Homebuilder Confidence in U.S. Falls to One-Year Low
Builders in the U.S. turned more pessimistic in July than forecast, a sign the expiration of a government tax credit will depress home construction.
The National Association of Home Builders/Wells Fargo confidence index dropped to 14 this month, the lowest level since April 2009, from 16 in June, data from the Washington- based group showed today. Readings lower than 50 mean more respondents said conditions were poor.
The retreat in sales following the April 30 expiration of a deadline to sign purchase agreements and qualify for a tax credit worth as much as $8,000 is lasting longer than projected, the report said. With mounting foreclosures adding to housing inventory and unemployment forecast to end the year at 9.5 percent according to economists surveyed by Bloomberg News, a housing recovery will take time to develop.
“The housing sector is going to be in a hangover for a few months and it looks like it will be quite a nasty one,” said David Sloan, a senior economist at 4Cast Ltd. in New York, who correctly forecast the decline. “This will weigh on growth in the third quarter and well into the fourth quarter as well.”
Stocks trimmed earlier gains after the report. The Standard & Poor’s 500 Index rose 0.3 percent to 1,067.92 at 10:11 a.m. in New York. The S&P Supercomposite Homebuilder Index fell 0.1 percent to 223.27.
Worse Than Forecast
The index was forecast to fall to 16 from a previously reported 17 in June, according to the median of 48 projections in the survey. Economists’ estimates ranged from 14 to 18. The gauge, which was first published in January 1985, averaged 15 last year.

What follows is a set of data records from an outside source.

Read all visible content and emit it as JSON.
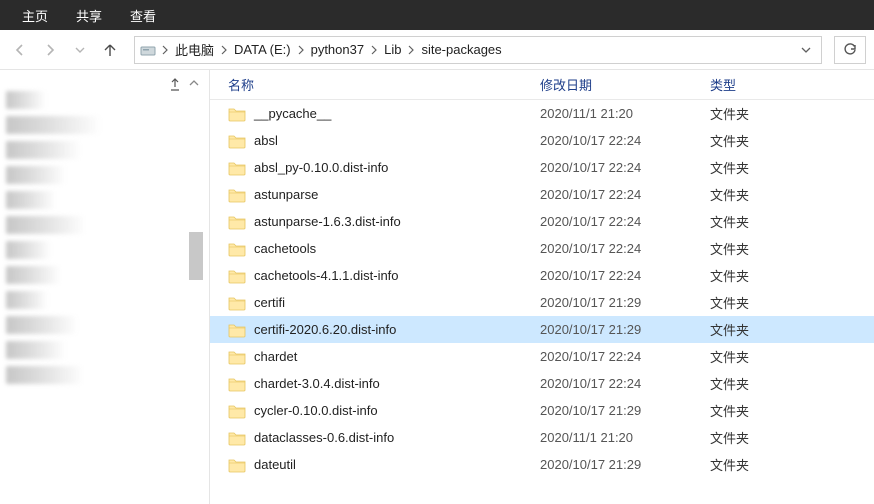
{
  "ribbon": {
    "tabs": [
      "主页",
      "共享",
      "查看"
    ]
  },
  "breadcrumb": {
    "items": [
      "此电脑",
      "DATA (E:)",
      "python37",
      "Lib",
      "site-packages"
    ]
  },
  "columns": {
    "name": "名称",
    "date": "修改日期",
    "type": "类型"
  },
  "type_label": "文件夹",
  "files": [
    {
      "name": "__pycache__",
      "date": "2020/11/1 21:20",
      "selected": false
    },
    {
      "name": "absl",
      "date": "2020/10/17 22:24",
      "selected": false
    },
    {
      "name": "absl_py-0.10.0.dist-info",
      "date": "2020/10/17 22:24",
      "selected": false
    },
    {
      "name": "astunparse",
      "date": "2020/10/17 22:24",
      "selected": false
    },
    {
      "name": "astunparse-1.6.3.dist-info",
      "date": "2020/10/17 22:24",
      "selected": false
    },
    {
      "name": "cachetools",
      "date": "2020/10/17 22:24",
      "selected": false
    },
    {
      "name": "cachetools-4.1.1.dist-info",
      "date": "2020/10/17 22:24",
      "selected": false
    },
    {
      "name": "certifi",
      "date": "2020/10/17 21:29",
      "selected": false
    },
    {
      "name": "certifi-2020.6.20.dist-info",
      "date": "2020/10/17 21:29",
      "selected": true
    },
    {
      "name": "chardet",
      "date": "2020/10/17 22:24",
      "selected": false
    },
    {
      "name": "chardet-3.0.4.dist-info",
      "date": "2020/10/17 22:24",
      "selected": false
    },
    {
      "name": "cycler-0.10.0.dist-info",
      "date": "2020/10/17 21:29",
      "selected": false
    },
    {
      "name": "dataclasses-0.6.dist-info",
      "date": "2020/11/1 21:20",
      "selected": false
    },
    {
      "name": "dateutil",
      "date": "2020/10/17 21:29",
      "selected": false
    }
  ]
}
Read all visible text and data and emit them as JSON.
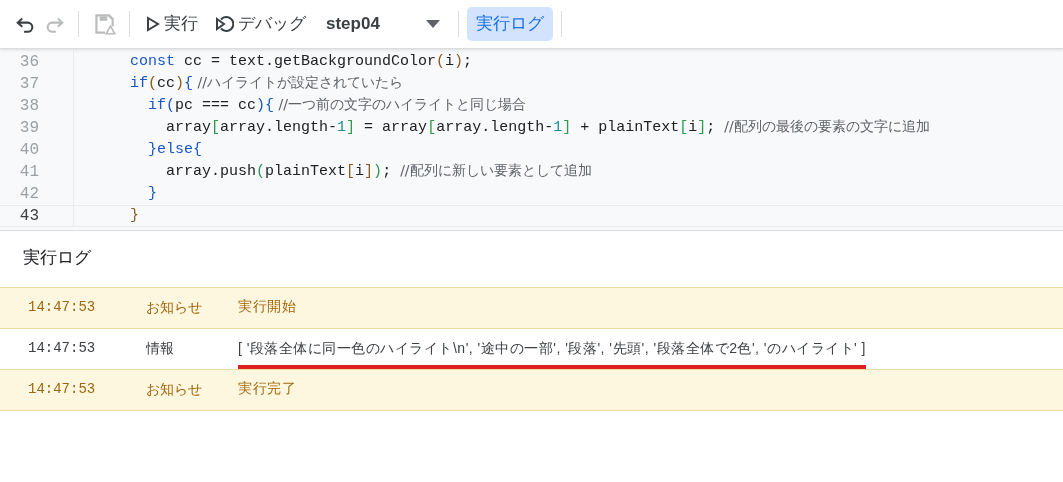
{
  "toolbar": {
    "undo": {
      "disabled": false
    },
    "redo": {
      "disabled": true
    },
    "save": {
      "disabled": true
    },
    "run": {
      "label": "実行"
    },
    "debug": {
      "label": "デバッグ"
    },
    "function_select": {
      "value": "step04"
    },
    "log_toggle": {
      "label": "実行ログ",
      "selected": true
    }
  },
  "editor": {
    "lines": [
      {
        "number": "36",
        "current": false,
        "tokens": [
          {
            "text": "  const",
            "kind": "keyword"
          },
          {
            "text": " cc = text.getBackgroundColor",
            "kind": "plain"
          },
          {
            "text": "(",
            "kind": "paren"
          },
          {
            "text": "i",
            "kind": "plain"
          },
          {
            "text": ")",
            "kind": "paren"
          },
          {
            "text": ";",
            "kind": "plain"
          }
        ]
      },
      {
        "number": "37",
        "current": false,
        "tokens": [
          {
            "text": "  if",
            "kind": "keyword"
          },
          {
            "text": "(",
            "kind": "paren"
          },
          {
            "text": "cc",
            "kind": "plain"
          },
          {
            "text": ")",
            "kind": "paren"
          },
          {
            "text": "{",
            "kind": "brace"
          },
          {
            "text": " //ハイライトが設定されていたら",
            "kind": "comment"
          }
        ]
      },
      {
        "number": "38",
        "current": false,
        "tokens": [
          {
            "text": "    if",
            "kind": "keyword"
          },
          {
            "text": "(",
            "kind": "brace"
          },
          {
            "text": "pc === cc",
            "kind": "plain"
          },
          {
            "text": ")",
            "kind": "brace"
          },
          {
            "text": "{",
            "kind": "brace"
          },
          {
            "text": " //一つ前の文字のハイライトと同じ場合",
            "kind": "comment"
          }
        ]
      },
      {
        "number": "39",
        "current": false,
        "tokens": [
          {
            "text": "      array",
            "kind": "plain"
          },
          {
            "text": "[",
            "kind": "bracket"
          },
          {
            "text": "array.length-",
            "kind": "plain"
          },
          {
            "text": "1",
            "kind": "number"
          },
          {
            "text": "]",
            "kind": "bracket"
          },
          {
            "text": " = array",
            "kind": "plain"
          },
          {
            "text": "[",
            "kind": "bracket"
          },
          {
            "text": "array.length-",
            "kind": "plain"
          },
          {
            "text": "1",
            "kind": "number"
          },
          {
            "text": "]",
            "kind": "bracket"
          },
          {
            "text": " + plainText",
            "kind": "plain"
          },
          {
            "text": "[",
            "kind": "bracket"
          },
          {
            "text": "i",
            "kind": "plain"
          },
          {
            "text": "]",
            "kind": "bracket"
          },
          {
            "text": "; ",
            "kind": "plain"
          },
          {
            "text": "//配列の最後の要素の文字に追加",
            "kind": "comment"
          }
        ]
      },
      {
        "number": "40",
        "current": false,
        "tokens": [
          {
            "text": "    }else{",
            "kind": "brace"
          }
        ]
      },
      {
        "number": "41",
        "current": false,
        "tokens": [
          {
            "text": "      array.push",
            "kind": "plain"
          },
          {
            "text": "(",
            "kind": "bracket"
          },
          {
            "text": "plainText",
            "kind": "plain"
          },
          {
            "text": "[",
            "kind": "paren"
          },
          {
            "text": "i",
            "kind": "plain"
          },
          {
            "text": "]",
            "kind": "paren"
          },
          {
            "text": ")",
            "kind": "bracket"
          },
          {
            "text": "; ",
            "kind": "plain"
          },
          {
            "text": "//配列に新しい要素として追加",
            "kind": "comment"
          }
        ]
      },
      {
        "number": "42",
        "current": false,
        "tokens": [
          {
            "text": "    }",
            "kind": "brace"
          }
        ]
      },
      {
        "number": "43",
        "current": true,
        "tokens": [
          {
            "text": "  }",
            "kind": "paren"
          }
        ]
      }
    ]
  },
  "log": {
    "title": "実行ログ",
    "rows": [
      {
        "kind": "notice",
        "time": "14:47:53",
        "level": "お知らせ",
        "message": "実行開始",
        "underlined": false
      },
      {
        "kind": "info",
        "time": "14:47:53",
        "level": "情報",
        "message": "[ '段落全体に同一色のハイライト\\n', '途中の一部', '段落', '先頭', '段落全体で2色', 'のハイライト' ]",
        "underlined": true
      },
      {
        "kind": "notice",
        "time": "14:47:53",
        "level": "お知らせ",
        "message": "実行完了",
        "underlined": false
      }
    ]
  }
}
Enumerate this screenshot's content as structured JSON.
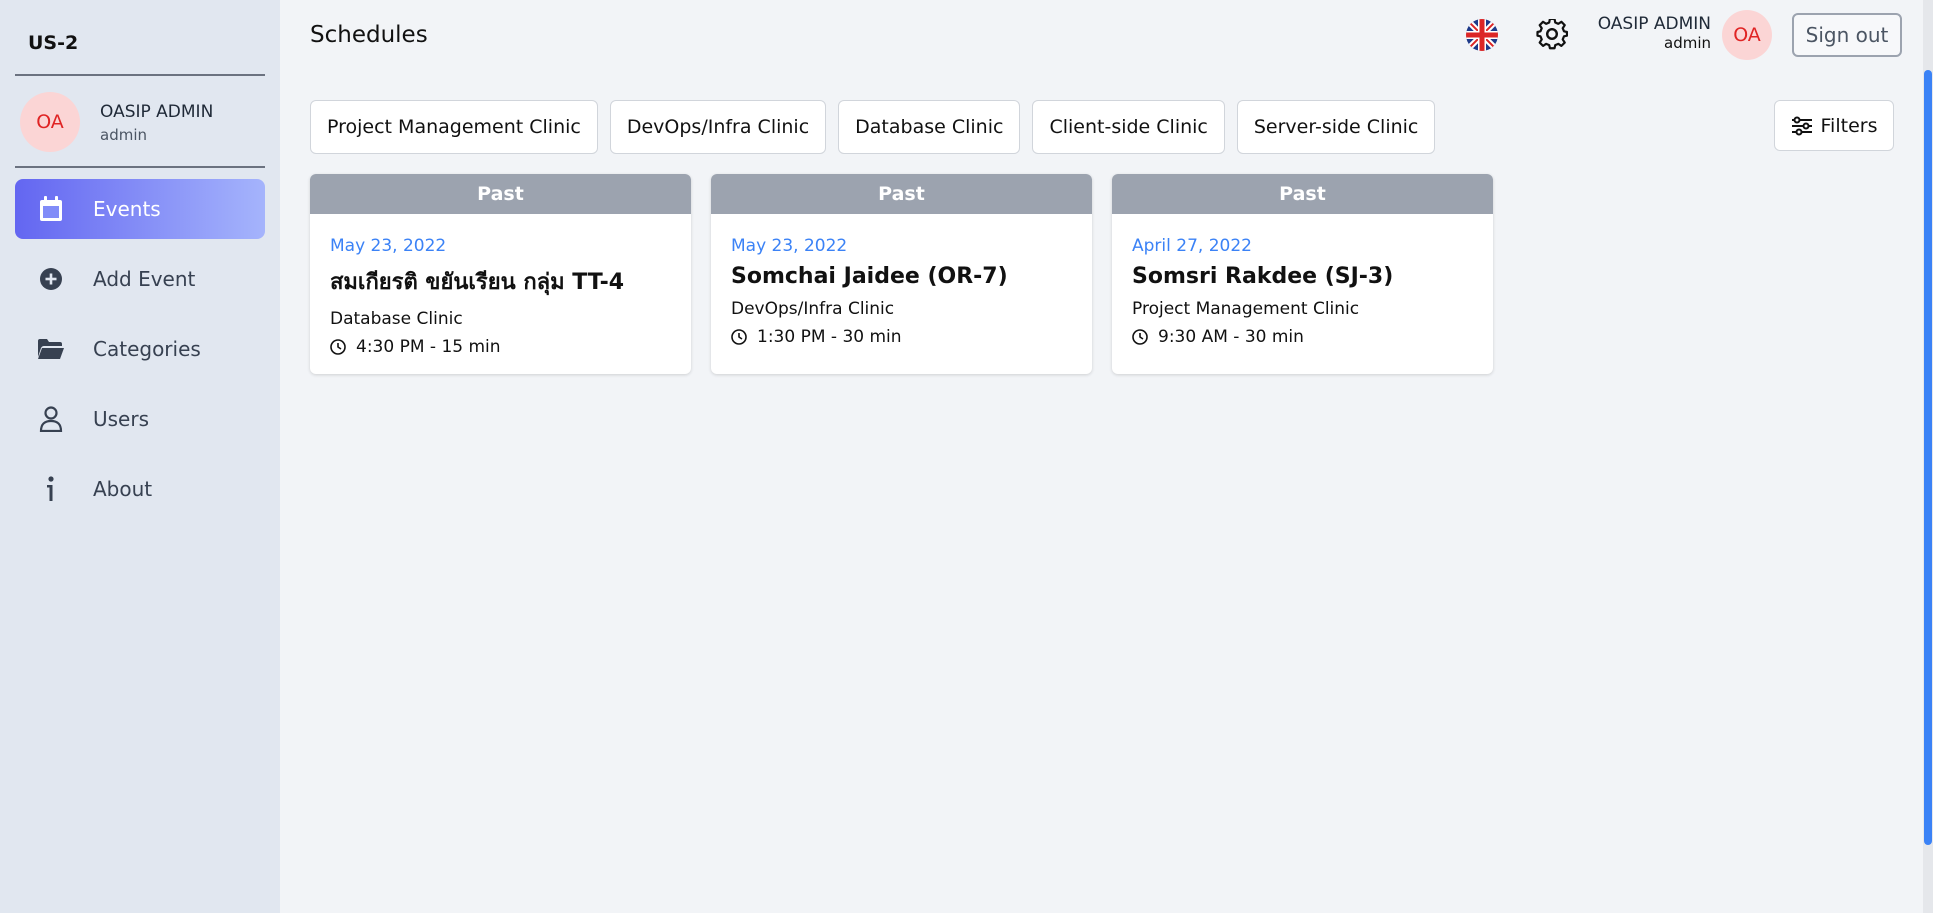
{
  "sidebar": {
    "brand": "US-2",
    "profile": {
      "initials": "OA",
      "name": "OASIP ADMIN",
      "role": "admin"
    },
    "items": [
      {
        "label": "Events",
        "icon": "calendar-icon",
        "active": true
      },
      {
        "label": "Add Event",
        "icon": "plus-circle-icon",
        "active": false
      },
      {
        "label": "Categories",
        "icon": "folder-open-icon",
        "active": false
      },
      {
        "label": "Users",
        "icon": "user-icon",
        "active": false
      },
      {
        "label": "About",
        "icon": "info-icon",
        "active": false
      }
    ]
  },
  "header": {
    "title": "Schedules",
    "language_icon": "uk-flag-icon",
    "settings_icon": "gear-icon",
    "user": {
      "name": "OASIP ADMIN",
      "role": "admin",
      "initials": "OA"
    },
    "signout_label": "Sign out"
  },
  "categories": [
    "Project Management Clinic",
    "DevOps/Infra Clinic",
    "Database Clinic",
    "Client-side Clinic",
    "Server-side Clinic"
  ],
  "filters_label": "Filters",
  "events": [
    {
      "status": "Past",
      "date": "May 23, 2022",
      "name": "สมเกียรติ ขยันเรียน กลุ่ม TT-4",
      "category": "Database Clinic",
      "time": "4:30 PM - 15 min"
    },
    {
      "status": "Past",
      "date": "May 23, 2022",
      "name": "Somchai Jaidee (OR-7)",
      "category": "DevOps/Infra Clinic",
      "time": "1:30 PM - 30 min"
    },
    {
      "status": "Past",
      "date": "April 27, 2022",
      "name": "Somsri Rakdee (SJ-3)",
      "category": "Project Management Clinic",
      "time": "9:30 AM - 30 min"
    }
  ],
  "colors": {
    "accent": "#6366f1",
    "date": "#3b82f6",
    "past_badge": "#9ca3af",
    "avatar_bg": "#fbd5d5",
    "avatar_text": "#e02424"
  }
}
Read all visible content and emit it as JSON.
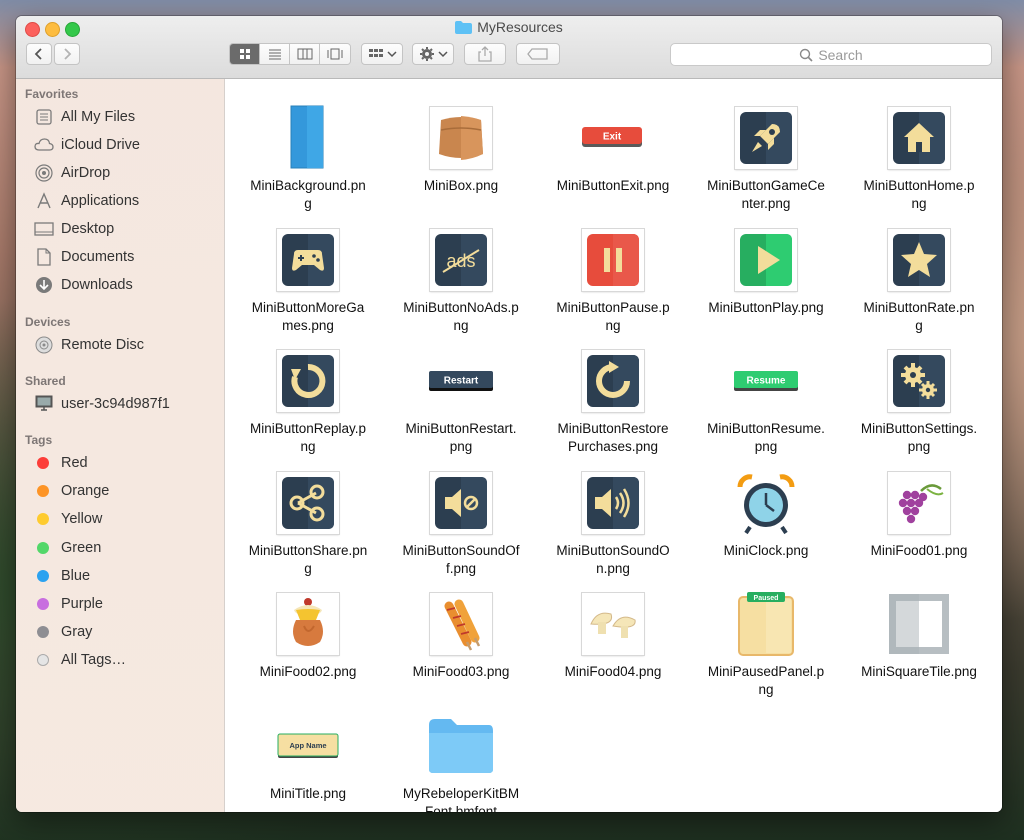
{
  "window": {
    "title": "MyResources"
  },
  "toolbar": {
    "search_placeholder": "Search"
  },
  "sidebar": {
    "favorites_header": "Favorites",
    "favorites": [
      "All My Files",
      "iCloud Drive",
      "AirDrop",
      "Applications",
      "Desktop",
      "Documents",
      "Downloads"
    ],
    "devices_header": "Devices",
    "devices": [
      "Remote Disc"
    ],
    "shared_header": "Shared",
    "shared": [
      "user-3c94d987f1"
    ],
    "tags_header": "Tags",
    "tags": [
      {
        "label": "Red",
        "color": "#fc3d39"
      },
      {
        "label": "Orange",
        "color": "#fd9426"
      },
      {
        "label": "Yellow",
        "color": "#fecb2f"
      },
      {
        "label": "Green",
        "color": "#53d769"
      },
      {
        "label": "Blue",
        "color": "#2ba2f0"
      },
      {
        "label": "Purple",
        "color": "#c86edf"
      },
      {
        "label": "Gray",
        "color": "#8e8e93"
      },
      {
        "label": "All Tags…",
        "color": "#cccccc"
      }
    ]
  },
  "files": [
    {
      "line1": "MiniBackground.pn",
      "line2": "g",
      "icon": "blue-rectangle-icon"
    },
    {
      "line1": "MiniBox.png",
      "line2": "",
      "icon": "box-icon"
    },
    {
      "line1": "MiniButtonExit.png",
      "line2": "",
      "icon": "exit-button-icon",
      "text": "Exit"
    },
    {
      "line1": "MiniButtonGameCe",
      "line2": "nter.png",
      "icon": "rocket-icon"
    },
    {
      "line1": "MiniButtonHome.p",
      "line2": "ng",
      "icon": "home-icon"
    },
    {
      "line1": "MiniButtonMoreGa",
      "line2": "mes.png",
      "icon": "gamepad-icon"
    },
    {
      "line1": "MiniButtonNoAds.p",
      "line2": "ng",
      "icon": "no-ads-icon",
      "text": "ads"
    },
    {
      "line1": "MiniButtonPause.p",
      "line2": "ng",
      "icon": "pause-icon"
    },
    {
      "line1": "MiniButtonPlay.png",
      "line2": "",
      "icon": "play-icon"
    },
    {
      "line1": "MiniButtonRate.pn",
      "line2": "g",
      "icon": "star-icon"
    },
    {
      "line1": "MiniButtonReplay.p",
      "line2": "ng",
      "icon": "replay-icon"
    },
    {
      "line1": "MiniButtonRestart.",
      "line2": "png",
      "icon": "restart-button-icon",
      "text": "Restart"
    },
    {
      "line1": "MiniButtonRestore",
      "line2": "Purchases.png",
      "icon": "restore-icon"
    },
    {
      "line1": "MiniButtonResume.",
      "line2": "png",
      "icon": "resume-button-icon",
      "text": "Resume"
    },
    {
      "line1": "MiniButtonSettings.",
      "line2": "png",
      "icon": "gears-icon"
    },
    {
      "line1": "MiniButtonShare.pn",
      "line2": "g",
      "icon": "share-icon"
    },
    {
      "line1": "MiniButtonSoundOf",
      "line2": "f.png",
      "icon": "sound-off-icon"
    },
    {
      "line1": "MiniButtonSoundO",
      "line2": "n.png",
      "icon": "sound-on-icon"
    },
    {
      "line1": "MiniClock.png",
      "line2": "",
      "icon": "alarm-clock-icon"
    },
    {
      "line1": "MiniFood01.png",
      "line2": "",
      "icon": "grapes-icon"
    },
    {
      "line1": "MiniFood02.png",
      "line2": "",
      "icon": "pudding-icon"
    },
    {
      "line1": "MiniFood03.png",
      "line2": "",
      "icon": "corndog-icon"
    },
    {
      "line1": "MiniFood04.png",
      "line2": "",
      "icon": "mushroom-icon"
    },
    {
      "line1": "MiniPausedPanel.p",
      "line2": "ng",
      "icon": "paused-panel-icon",
      "text": "Paused"
    },
    {
      "line1": "MiniSquareTile.png",
      "line2": "",
      "icon": "square-tile-icon"
    },
    {
      "line1": "MiniTitle.png",
      "line2": "",
      "icon": "title-banner-icon",
      "text": "App Name"
    },
    {
      "line1": "MyRebeloperKitBM",
      "line2": "Font.bmfont",
      "icon": "folder-icon"
    }
  ]
}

The builders group’s index of current single-family home sales fell to 15 from 17. The gauge of buyer traffic dropped to 10 from 13 the prior month. A measure of sales expectations for the next six months decreased to 21, the lowest level since March 2009, from 22.
“We continue to see a lull in home buying activity following the expiration of the federal home buyers tax credit program as many of the sales that would have occurred this summer were likely pulled forward to meet the program’s deadline,” NAHB Chairman Bob Jones, a home builder from Bloomfield Hills, Michigan, said in a statement. “In addition, builders are reporting continuing hesitancy regarding home purchases due to uncertainty in the overall economy and job markets.”
Housing starts fell 10 percent in May after the expiration of the contract-signing deadline the prior month.
Starts probably dropped another 2.9 percent to a 576,000 pace in June, according to economists surveyed before a Commerce Department report tomorrow.
Purchases of existing homes declined 9.9 percent in June to a 5.1 million annual level, economists forecast a report from the National Association of Realtors will show on July 22.
Builders compete with inventories of existing homes being swelled by mounting foreclosures. Home seizures climbed 38 percent in the second quarter from a year earlier, RealtyTrac Inc. said last week, putting lenders on pace to claim more than 1 million properties this year.
Under the government’s tax incentive program, buyers had to sign contracts by the end of April and close on homes by June 30 to qualify for the credit. The deadline for closings was extended this month until the end of September.
In another sign of flagging demand, the number of mortgage applications to purchase properties dropped in the second week of July to the lowest level since 1996, according to figures from the Mortgage Bankers Association.
The confidence survey asks builders to characterize current sales as “good,” “fair” or “poor” and to gauge prospective buyers’ traffic. It also asks participants to gauge the outlook for the next six months.
The drop in confidence was led by builders in the West, where the gauge fell to 9 from 14, and the South, where it decreased to 14 from 19. The builder index in the Midwest rose to 15 from 14, and jumped to 23 from 16 in the Northeast, the smallest region.
Lennar Corp.’s home sales were running 20 percent to 25 percent lower last month than a year earlier as the expiration of the tax credit sapped demand, Chief Executive Officer Stuart Miller said June 24.
“The entire market knew there’d be a slowdown as we came off the tax credit,” Miller said on a conference call with investors. “It’s just that the reality of it doesn’t feel good.”